From a clinical point of view, to recognize this inflexibility-subgroup of prediabetic patients with an exaggerated postprandial response may be important in terms of early identification of those at greatest risk who should be prioritized for lifestyle intervention according to clinical practice guidelines [34, 35]. In addition, recent studies have shown the possibility of modulating the postprandial response by pharmacological treatments. This point can be the target of future studies in our population [36, 37]. The disadvantage is that the recognition of postprandial hypertriglyceridemia in the clinical setting has been severely hampered by technical difficulties and the lack of established clinical protocols for investigating postprandial lipemia. Although at this point there is no internationally agreed management for postprandial hypertriglyceridemia, a previous consensus has suggested a simple clinical protocol for investigating postprandial TG measurements, and has pointed out cut-offs for undesirable response [TG concentration >2.5 mmol/L (220 mg/dL)] at any time after a OFTT meal. In this context, in this study we explored, the frequency of undesirable postprandial TG response in each subgroup. As expected, diabetic patients commonly showed an undesiderable postprandial TG response and therefore will not benefit diagnostically from an OFTT. However, in the subgroup of prediabetic patients, half of them presented an exaggerated and delayed response and consequently they will benefit diagnostically from an OFTT.
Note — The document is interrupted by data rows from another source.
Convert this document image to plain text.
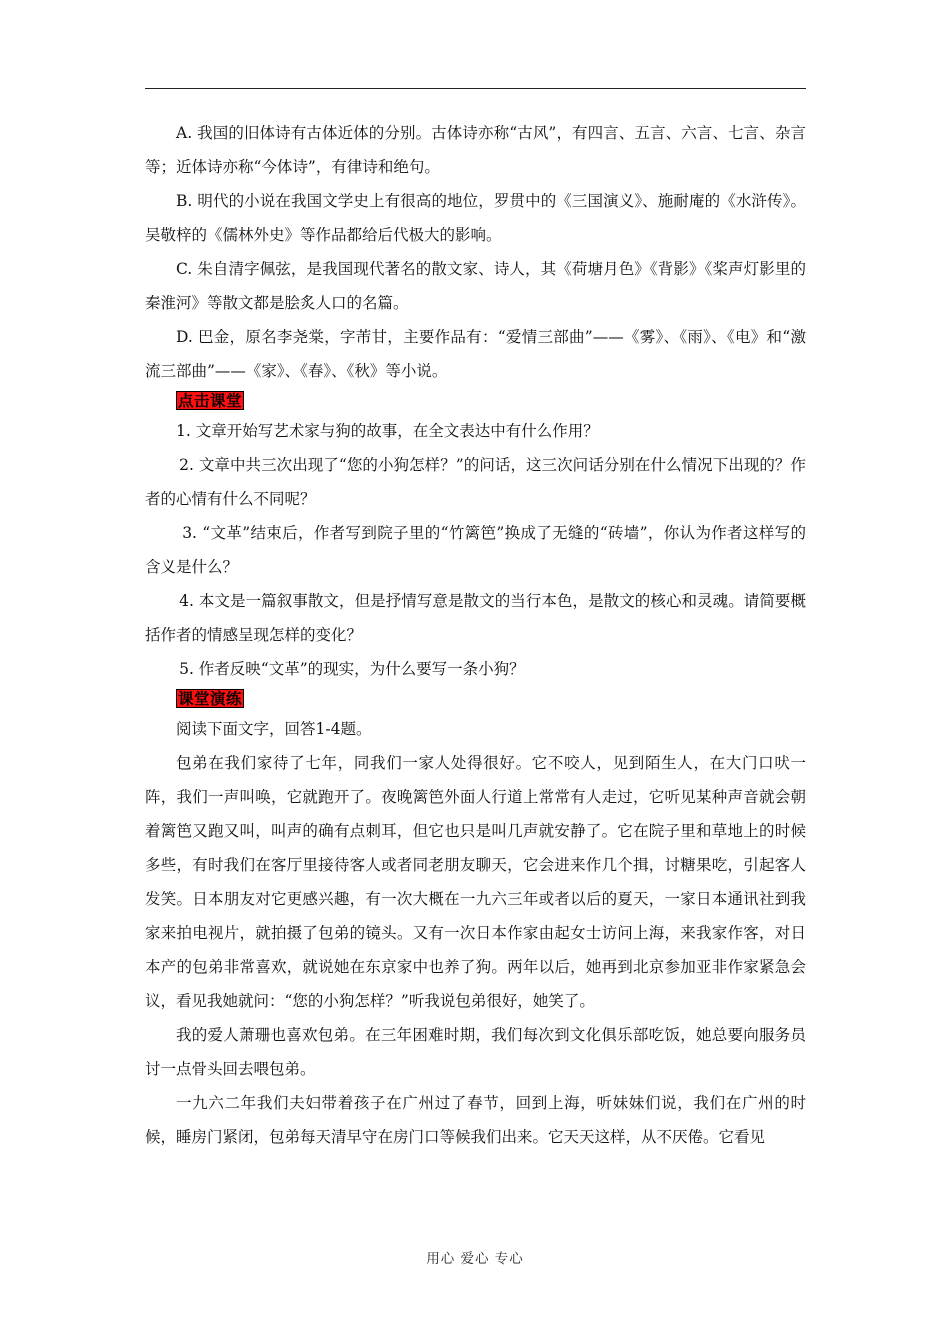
A. 我国的旧体诗有古体近体的分别。古体诗亦称“古风”，有四言、五言、六言、七言、杂言等；近体诗亦称“今体诗”，有律诗和绝句。

B. 明代的小说在我国文学史上有很高的地位，罗贯中的《三国演义》、施耐庵的《水浒传》。吴敬梓的《儒林外史》等作品都给后代极大的影响。

C. 朱自清字佩弦，是我国现代著名的散文家、诗人，其《荷塘月色》《背影》《桨声灯影里的秦淮河》等散文都是脍炙人口的名篇。

D. 巴金，原名李尧棠，字芾甘，主要作品有：“爱情三部曲”——《雾》、《雨》、《电》和“激流三部曲”——《家》、《春》、《秋》等小说。

点击课堂

1. 文章开始写艺术家与狗的故事，在全文表达中有什么作用？

2. 文章中共三次出现了“您的小狗怎样？”的问话，这三次问话分别在什么情况下出现的？作者的心情有什么不同呢？

3. “文革”结束后，作者写到院子里的“竹篱笆”换成了无缝的“砖墙”，你认为作者这样写的含义是什么？

4. 本文是一篇叙事散文，但是抒情写意是散文的当行本色，是散文的核心和灵魂。请简要概括作者的情感呈现怎样的变化？

5. 作者反映“文革”的现实，为什么要写一条小狗？

课堂演练

阅读下面文字，回答1-4题。

包弟在我们家待了七年，同我们一家人处得很好。它不咬人，见到陌生人，在大门口吠一阵，我们一声叫唤，它就跑开了。夜晚篱笆外面人行道上常常有人走过，它听见某种声音就会朝着篱笆又跑又叫，叫声的确有点刺耳，但它也只是叫几声就安静了。它在院子里和草地上的时候多些，有时我们在客厅里接待客人或者同老朋友聊天，它会进来作几个揖，讨糖果吃，引起客人发笑。日本朋友对它更感兴趣，有一次大概在一九六三年或者以后的夏天，一家日本通讯社到我家来拍电视片，就拍摄了包弟的镜头。又有一次日本作家由起女士访问上海，来我家作客，对日本产的包弟非常喜欢，就说她在东京家中也养了狗。两年以后，她再到北京参加亚非作家紧急会议，看见我她就问：“您的小狗怎样？”听我说包弟很好，她笑了。

我的爱人萧珊也喜欢包弟。在三年困难时期，我们每次到文化俱乐部吃饭，她总要向服务员讨一点骨头回去喂包弟。

一九六二年我们夫妇带着孩子在广州过了春节，回到上海，听妹妹们说，我们在广州的时候，睡房门紧闭，包弟每天清早守在房门口等候我们出来。它天天这样，从不厌倦。它看见

用心 爱心 专心
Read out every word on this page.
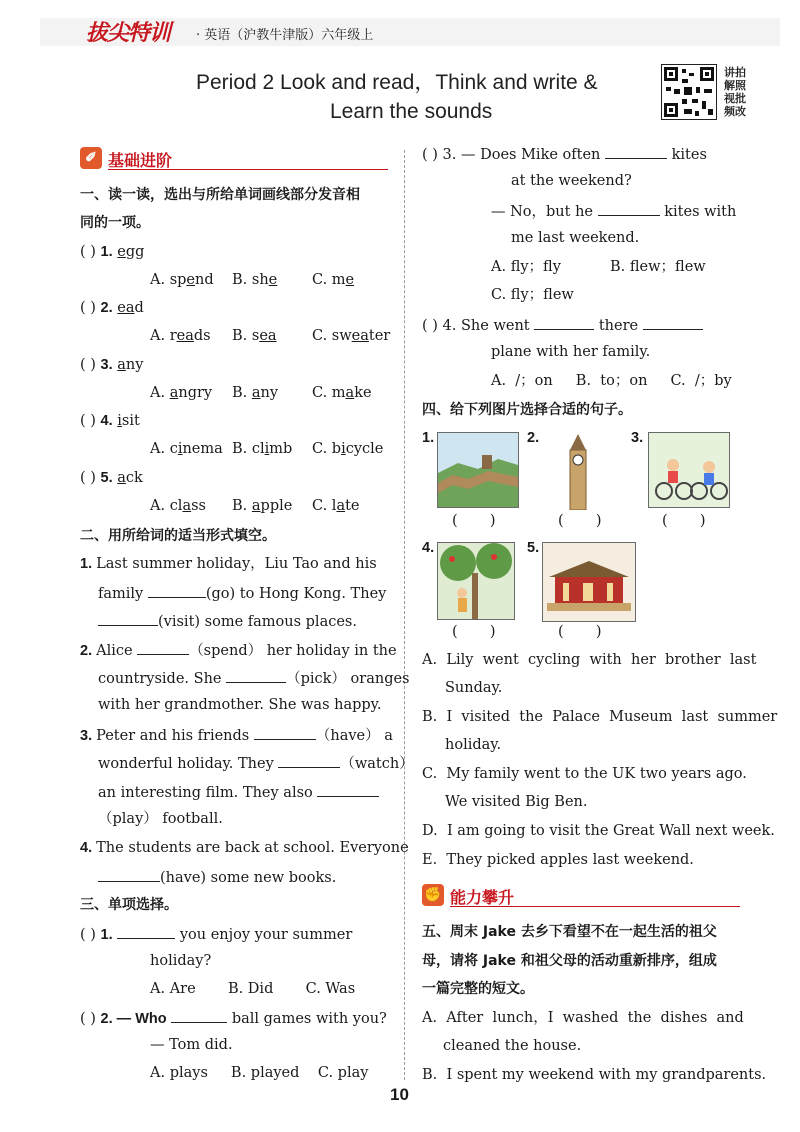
拔尖特训 · 英语（沪教牛津版）六年级上
Period 2 Look and read，Think and write &
Learn the sounds
讲拍解照视批频改
✐ 基础进阶
一、读一读，选出与所给单词画线部分发音相
同的一项。
( ) 1. egg
A. spend B. she C. me
( ) 2. ead
A. reads B. sea C. sweater
( ) 3. any
A. angry B. any C. make
( ) 4. isit
A. cinema B. climb C. bicycle
( ) 5. ack
A. class B. apple C. late
二、用所给词的适当形式填空。
1. Last summer holiday，Liu Tao and his
family	(go) to Hong Kong. They
(visit) some famous places.
2. Alice	（spend） her holiday in the
countryside. She	（pick） oranges
with her grandmother. She was happy.
3. Peter and his friends	（have） a
wonderful holiday. They	（watch）
an interesting film. They also
（play） football.
4. The students are back at school. Everyone
(have) some new books.
三、单项选择。
( ) 1.	you enjoy your summer
holiday?
A. Are       B. Did       C. Was
( ) 2. — Who	ball games with you?
— Tom did.
A. plays     B. played    C. play
( ) 3. — Does Mike often	kites
at the weekend?
— No，but he	kites with
me last weekend.
A. fly；fly	B. flew；flew
C. fly；flew
( ) 4. She went	there
plane with her family.
A.  /；on     B.  to；on     C.  /；by
四、给下列图片选择合适的句子。
1.	2.	3.
(       )	(       )	(       )
4.	5.
(       )	(       )
A. Lily  went  cycling  with  her  brother  last
Sunday.
B. I  visited  the  Palace  Museum  last  summer
holiday.
C. My family went to the UK two years ago.
We visited Big Ben.
D. I am going to visit the Great Wall next week.
E. They picked apples last weekend.
✊ 能力攀升
五、周末 Jake 去乡下看望不在一起生活的祖父
母，请将 Jake 和祖父母的活动重新排序，组成
一篇完整的短文。
A.  After  lunch，I  washed  the  dishes  and
cleaned the house.
B.  I spent my weekend with my grandparents.
10
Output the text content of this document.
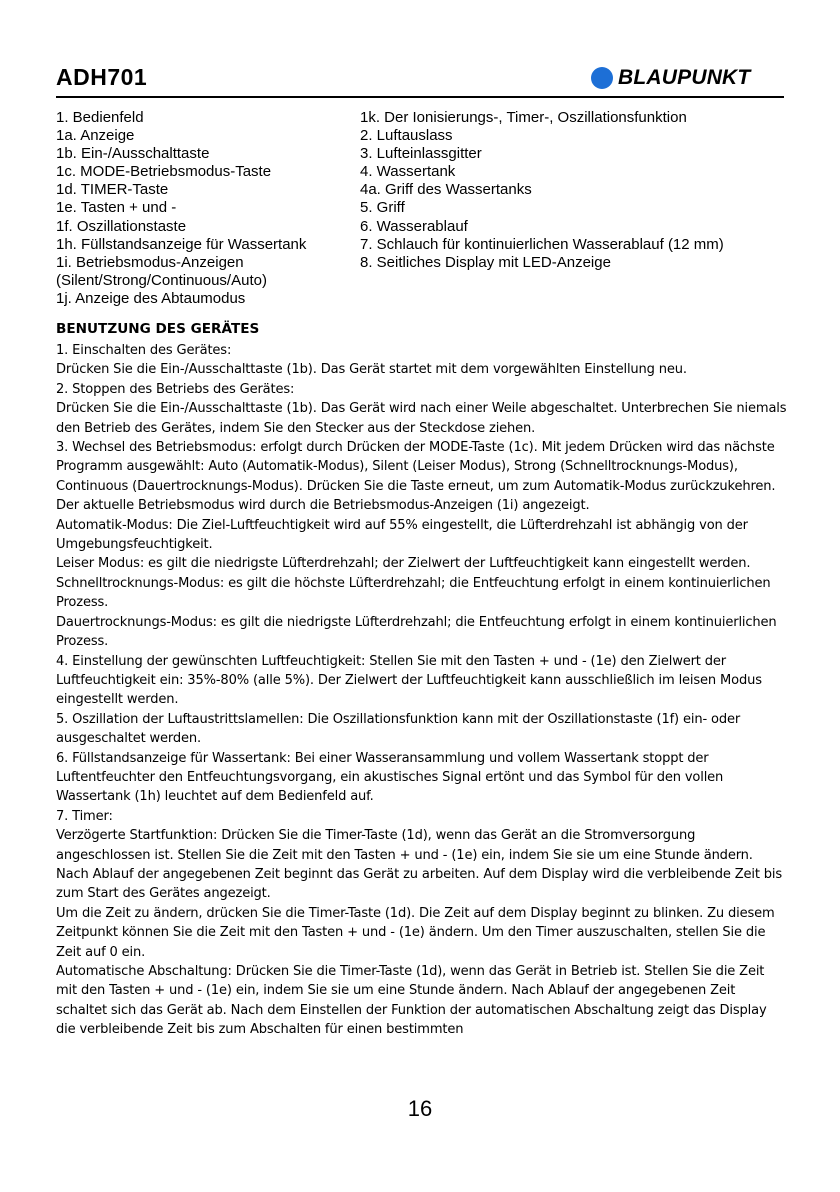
ADH701	BLAUPUNKT
1. Bedienfeld
1a. Anzeige
1b. Ein-/Ausschalttaste
1c. MODE-Betriebsmodus-Taste
1d. TIMER-Taste
1e. Tasten + und -
1f. Oszillationstaste
1h. Füllstandsanzeige für Wassertank
1i. Betriebsmodus-Anzeigen
(Silent/Strong/Continuous/Auto)
1j. Anzeige des Abtaumodus
1k. Der Ionisierungs-, Timer-, Oszillationsfunktion
2. Luftauslass
3. Lufteinlassgitter
4. Wassertank
4a. Griff des Wassertanks
5. Griff
6. Wasserablauf
7. Schlauch für kontinuierlichen Wasserablauf (12 mm)
8. Seitliches Display mit LED-Anzeige
BENUTZUNG DES GERÄTES

1. Einschalten des Gerätes:

Drücken Sie die Ein-/Ausschalttaste (1b). Das Gerät startet mit dem vorgewählten Einstellung neu.

2. Stoppen des Betriebs des Gerätes:

Drücken Sie die Ein-/Ausschalttaste (1b). Das Gerät wird nach einer Weile abgeschaltet. Unterbrechen Sie niemals den Betrieb des Gerätes, indem Sie den Stecker aus der Steckdose ziehen.

3. Wechsel des Betriebsmodus: erfolgt durch Drücken der MODE-Taste (1c). Mit jedem Drücken wird das nächste Programm ausgewählt: Auto (Automatik-Modus), Silent (Leiser Modus), Strong (Schnelltrocknungs-Modus), Continuous (Dauertrocknungs-Modus). Drücken Sie die Taste erneut, um zum Automatik-Modus zurückzukehren. Der aktuelle Betriebsmodus wird durch die Betriebsmodus-Anzeigen (1i) angezeigt.

Automatik-Modus: Die Ziel-Luftfeuchtigkeit wird auf 55% eingestellt, die Lüfterdrehzahl ist abhängig von der Umgebungsfeuchtigkeit.

Leiser Modus: es gilt die niedrigste Lüfterdrehzahl; der Zielwert der Luftfeuchtigkeit kann eingestellt werden.

Schnelltrocknungs-Modus: es gilt die höchste Lüfterdrehzahl; die Entfeuchtung erfolgt in einem kontinuierlichen Prozess.

Dauertrocknungs-Modus: es gilt die niedrigste Lüfterdrehzahl; die Entfeuchtung erfolgt in einem kontinuierlichen Prozess.

4. Einstellung der gewünschten Luftfeuchtigkeit: Stellen Sie mit den Tasten + und - (1e) den Zielwert der Luftfeuchtigkeit ein: 35%-80% (alle 5%). Der Zielwert der Luftfeuchtigkeit kann ausschließlich im leisen Modus eingestellt werden.

5. Oszillation der Luftaustrittslamellen: Die Oszillationsfunktion kann mit der Oszillationstaste (1f) ein- oder ausgeschaltet werden.

6. Füllstandsanzeige für Wassertank: Bei einer Wasseransammlung und vollem Wassertank stoppt der Luftentfeuchter den Entfeuchtungsvorgang, ein akustisches Signal ertönt und das Symbol für den vollen Wassertank (1h) leuchtet auf dem Bedienfeld auf.

7. Timer:

Verzögerte Startfunktion: Drücken Sie die Timer-Taste (1d), wenn das Gerät an die Stromversorgung angeschlossen ist. Stellen Sie die Zeit mit den Tasten + und - (1e) ein, indem Sie sie um eine Stunde ändern. Nach Ablauf der angegebenen Zeit beginnt das Gerät zu arbeiten. Auf dem Display wird die verbleibende Zeit bis zum Start des Gerätes angezeigt.

Um die Zeit zu ändern, drücken Sie die Timer-Taste (1d). Die Zeit auf dem Display beginnt zu blinken. Zu diesem Zeitpunkt können Sie die Zeit mit den Tasten + und - (1e) ändern. Um den Timer auszuschalten, stellen Sie die Zeit auf 0 ein.

Automatische Abschaltung: Drücken Sie die Timer-Taste (1d), wenn das Gerät in Betrieb ist. Stellen Sie die Zeit mit den Tasten + und - (1e) ein, indem Sie sie um eine Stunde ändern. Nach Ablauf der angegebenen Zeit schaltet sich das Gerät ab. Nach dem Einstellen der Funktion der automatischen Abschaltung zeigt das Display die verbleibende Zeit bis zum Abschalten für einen bestimmten

16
In summary, this study demonstrate that prediabetic patients show a lower metabolic flexibility after external aggression, such as OFTT, compared with nondiabetic patients. The degree of postprandial response increases progressively according to non-diabetic, prediabetic and diabetic state and it is higher in patients with liver insulin-resistance. To identify this subgroup of patients is important to treat more intensively, according to ADA guidelines in order to avoid future cardiometabolic complications.